Ainda respondendo ao questionado do T1 sobre não ter voltado para Palmas e ter se apresentado à Polícia, a defesa explicou que ele “só não se entregou por medo da família dela e das ameaças de integrantes da seita que ela participava”.

 

Interesse e extorsão

A defesa alegou ainda que a professora extorquia o médico. “Mesmo separados ela nunca deixou de ligar para ele. Colocava amigas para dizer que estava se suicidando, que estava mal. Toda vez que ia sair o pagamento ela se reaproximava para extorqui-lo, ele não estava mais conseguindo se manter porque gastava muito com ela. Ela recebia pensão provisória de 30% do que ele ganhava. E ela já havia sido orientada que perderia o direito da pensão em breve”.

 

Agressão e prisão

Questionada também pelas supostas agressões que teria acabado com a prisão de Álvaro, a defesa negou que ele tenha cometido qualquer tipo de agressão. “Eles discutiram, mas não houve agressão. O que ocorreu foi que ele realmente tomou o celular dela, pois desconfiava que ela estivesse tendo um caso.
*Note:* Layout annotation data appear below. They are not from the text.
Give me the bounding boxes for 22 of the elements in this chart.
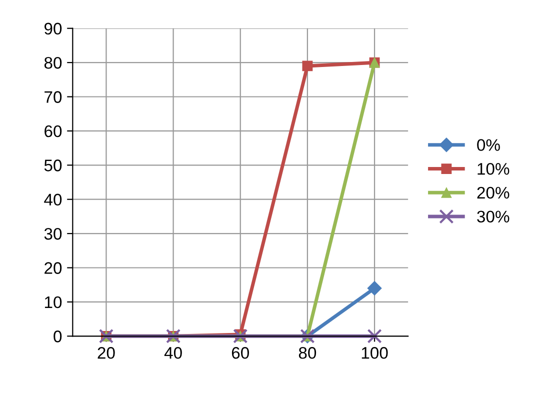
y-tick-label: 0 <box>54 330 62 342</box>
legend-label: 0% <box>477 139 500 151</box>
x-tick-label: 100 <box>362 347 388 359</box>
legend-label: 10% <box>478 162 510 175</box>
y-tick-label: 70 <box>44 91 62 103</box>
point <box>367 328 382 344</box>
x-tick-label: 60 <box>232 347 249 359</box>
y-tick-label: 40 <box>44 194 62 206</box>
y-tick-label: 10 <box>44 296 62 308</box>
y-tick-label: 30 <box>44 228 62 240</box>
x-tick-label: 40 <box>164 347 182 359</box>
x-tick-label: 20 <box>98 347 115 359</box>
y-tick-label: 20 <box>44 262 62 274</box>
y-tick-label: 90 <box>44 22 62 35</box>
legend-label: 30% <box>477 210 510 223</box>
point <box>367 281 382 296</box>
point <box>302 60 313 72</box>
legend-label: 20% <box>477 186 510 199</box>
y-tick-label: 60 <box>44 125 62 138</box>
y-tick-label: 80 <box>44 56 62 69</box>
x-tick-label: 80 <box>298 347 316 359</box>
y-tick-label: 50 <box>44 160 62 172</box>
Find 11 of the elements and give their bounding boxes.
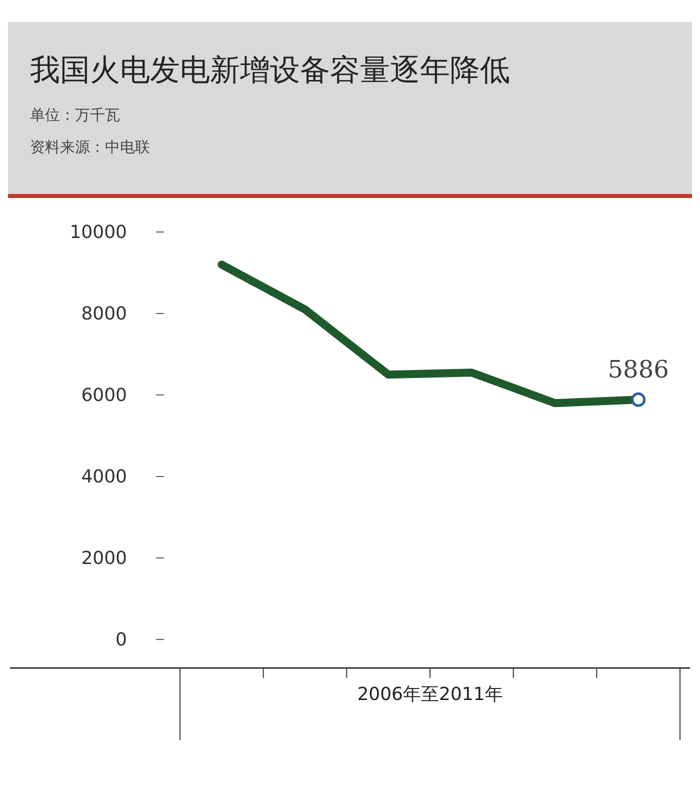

Ela pegou a moto e saiu de casa. Quando voltou foi com o pescoço machucado dizendo que foi ele. Ela saiu às 14h e só voltou no fim da tarde com a polícia, onde ela estaria durante todo esse período?".

 

Na ocasião a defesa detalhou o ocorrido do dia da prisão. “No dia dessa briga ele resistiu a prisão. Ele foi preso dentro da casa, pois já estava morando com ela e não sabia que tinha medida protetiva ainda contra ele. Teve sim uma luta corporal com a polícia na tentativa de não ser algemado. Ele foi preso e na audiência do dia seguinte ele não retornou mais para casa”.

 

A defesa afirmou ainda que o delegado que acompanha o caso se recusa a passar informações elementares do inquérito. “Porque o delegado se nega a passar informações? ele quer causar um clamor social, um constrangimento ilegal ao meu cliente, que a imprensa esteja toda lá?" Questionou.